I gradually became passionate about journalism, I started writing light news like police and crime reports until I showed interest in covering political rallies, marches and press conferences. As I gained confidence; I started writing about businesses, economic and financial issues as well.
Lesotho is a small country divided into 10 districts. It is 90 percent mountainous, rugged and totally landlocked by South Africa our only neighbour. Its population is 1.8 million. In Lesotho, we have virtually no formal journalism education or training, as a result most of our journalists study journalism abroad, while others like me gain experience through on the job training.
We have one channel, which is state controlled and a handful of weekly newspapers in English and Sesotho language; we don’t have a daily newspaper. However, certain nongovernmental organizations and parastatals still provide training workshops for journalists, like the Lesotho National Development Corporation LNDC and the Central Bank of Lesotho recently held media training on trade and economic issues.
Moreover, international organizations like the Thomson Reuters Foundation play a pivotal role in giving journalism training opportunities for journalists on their websites.
In my first ever trip to London; I didn’t know what to expect except the cold weather. Lesotho is a very cold country during winter, located at 1800m above sea level, but London was far worse than what I anticipated.
I started twitching like a puppy as soon as I landed at Heathrow International Airport; it was around 6pm when the breeze penetrated my cracked cheeks.
I went to London to attend Thomson Reuters Foundation’s training course Good Governance Reporting at their building in Canary Wharf. I applied online for this course after registering with their website: www.trust.org
On Monday our first exercise was to discuss corruption and journalism ethics, whereby TRF trainer, Keith Stafford said, “If you write about corruption, they’re going to attack you, and if you take their bribes you’re in their system. If you want to take down corruption, don’t be corrupt.” He warned of journalists taking gifts from companies, it doesn’t matter how small the package is.
I totally agree with Keith that journalism ethics are a global issue with the sprawling of social media globally, no longer a journalist’s.

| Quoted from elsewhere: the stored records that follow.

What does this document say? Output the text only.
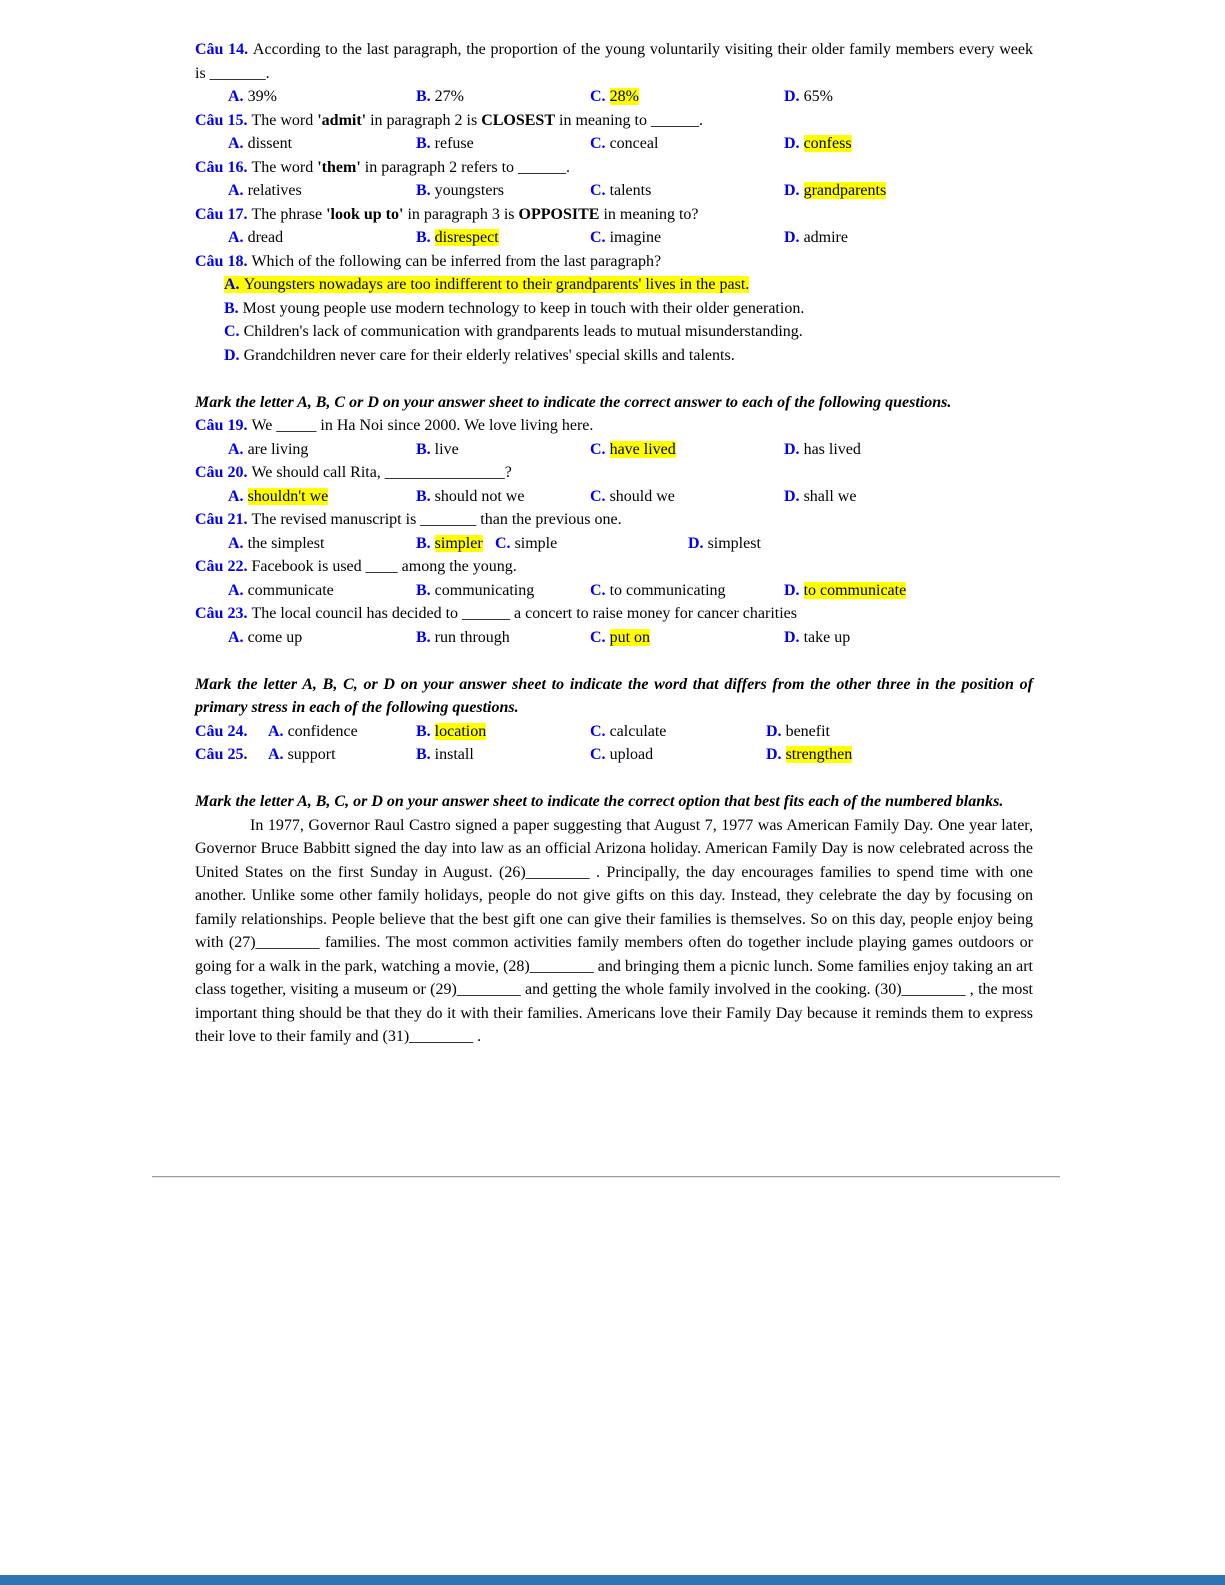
Câu 14. According to the last paragraph, the proportion of the young voluntarily visiting their older family members every week is _______.

A. 39%	B. 27%	C. 28%	D. 65%

Câu 15. The word 'admit' in paragraph 2 is CLOSEST in meaning to ______.

A. dissent	B. refuse	C. conceal	D. confess

Câu 16. The word 'them' in paragraph 2 refers to ______.

A. relatives	B. youngsters	C. talents	D. grandparents

Câu 17. The phrase 'look up to' in paragraph 3 is OPPOSITE in meaning to?

A. dread	B. disrespect	C. imagine	D. admire

Câu 18. Which of the following can be inferred from the last paragraph?

A. Youngsters nowadays are too indifferent to their grandparents' lives in the past.
B. Most young people use modern technology to keep in touch with their older generation.
C. Children's lack of communication with grandparents leads to mutual misunderstanding.
D. Grandchildren never care for their elderly relatives' special skills and talents.

Mark the letter A, B, C or D on your answer sheet to indicate the correct answer to each of the following questions.

Câu 19. We _____ in Ha Noi since 2000. We love living here.

A. are living	B. live	C. have lived	D. has lived

Câu 20. We should call Rita, _______________?

A. shouldn't we	B. should not we	C. should we	D. shall we

Câu 21. The revised manuscript is _______ than the previous one.

A. the simplest	B. simpler C. simple	D. simplest

Câu 22. Facebook is used ____ among the young.

A. communicate	B. communicating	C. to communicating	D. to communicate

Câu 23. The local council has decided to ______ a concert to raise money for cancer charities

A. come up	B. run through	C. put on	D. take up

Mark the letter A, B, C, or D on your answer sheet to indicate the word that differs from the other three in the position of primary stress in each of the following questions.

Câu 24.	A. confidence	B. location	C. calculate	D. benefit
Câu 25.	A. support	B. install	C. upload	D. strengthen

Mark the letter A, B, C, or D on your answer sheet to indicate the correct option that best fits each of the numbered blanks.

In 1977, Governor Raul Castro signed a paper suggesting that August 7, 1977 was American Family Day. One year later, Governor Bruce Babbitt signed the day into law as an official Arizona holiday. American Family Day is now celebrated across the United States on the first Sunday in August. (26)________ . Principally, the day encourages families to spend time with one another. Unlike some other family holidays, people do not give gifts on this day. Instead, they celebrate the day by focusing on family relationships. People believe that the best gift one can give their families is themselves. So on this day, people enjoy being with (27)________ families. The most common activities family members often do together include playing games outdoors or going for a walk in the park, watching a movie, (28)________ and bringing them a picnic lunch. Some families enjoy taking an art class together, visiting a museum or (29)________ and getting the whole family involved in the cooking. (30)________ , the most important thing should be that they do it with their families. Americans love their Family Day because it reminds them to express their love to their family and (31)________ .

As I said we had the same discussion in 2011 in the US, at the Murrow Program for Journalists that ethics are unanimously standard, whether you’re in Africa, South America, Middle East or Europe.
Another interesting discussion we had was on company structures. It is interesting to know who runs a certain company, and their background. At this point we learned that most companies govern the government systematically, not the politicians. Keith made an example of an imaginary oil company, serving its purpose of making profit and not for the welfare of the citizens. He said when the government is mandated to the nation’s welfare the oil company is only interested in making profit.
He also mentioned that most companies pay politicians through shares. We learned that if you investigate into company’s structure you’d find that most silent partners are politicians. Others are family members to company managers and chairpersons; therefore this is nepotism which is a major concern in India and most African countries including Lesotho.
During the training, TRF trainer, Camila Reed, said that one can get at least three stories from the budget, either from a company or the government. She said they are inflation, tax - to which Keith said tax avoidance strategy is legal, but tax evasion is illegal and financial growth or fall/decline.
One of the best lessons I received during the course is to explore our ignorance. We have to know how much bonuses managers get in the companies, be inquisitive enough to know what they mean by business jargon such as underlying profits. Secondly be bold enough to make them explain their business and financial terminology which I’m not familiar with.
The participants of the workshop were a diverse group of journalists from different parts of the world. We had a total of 11 journalists from Europe, Asia, Middle East and Africa.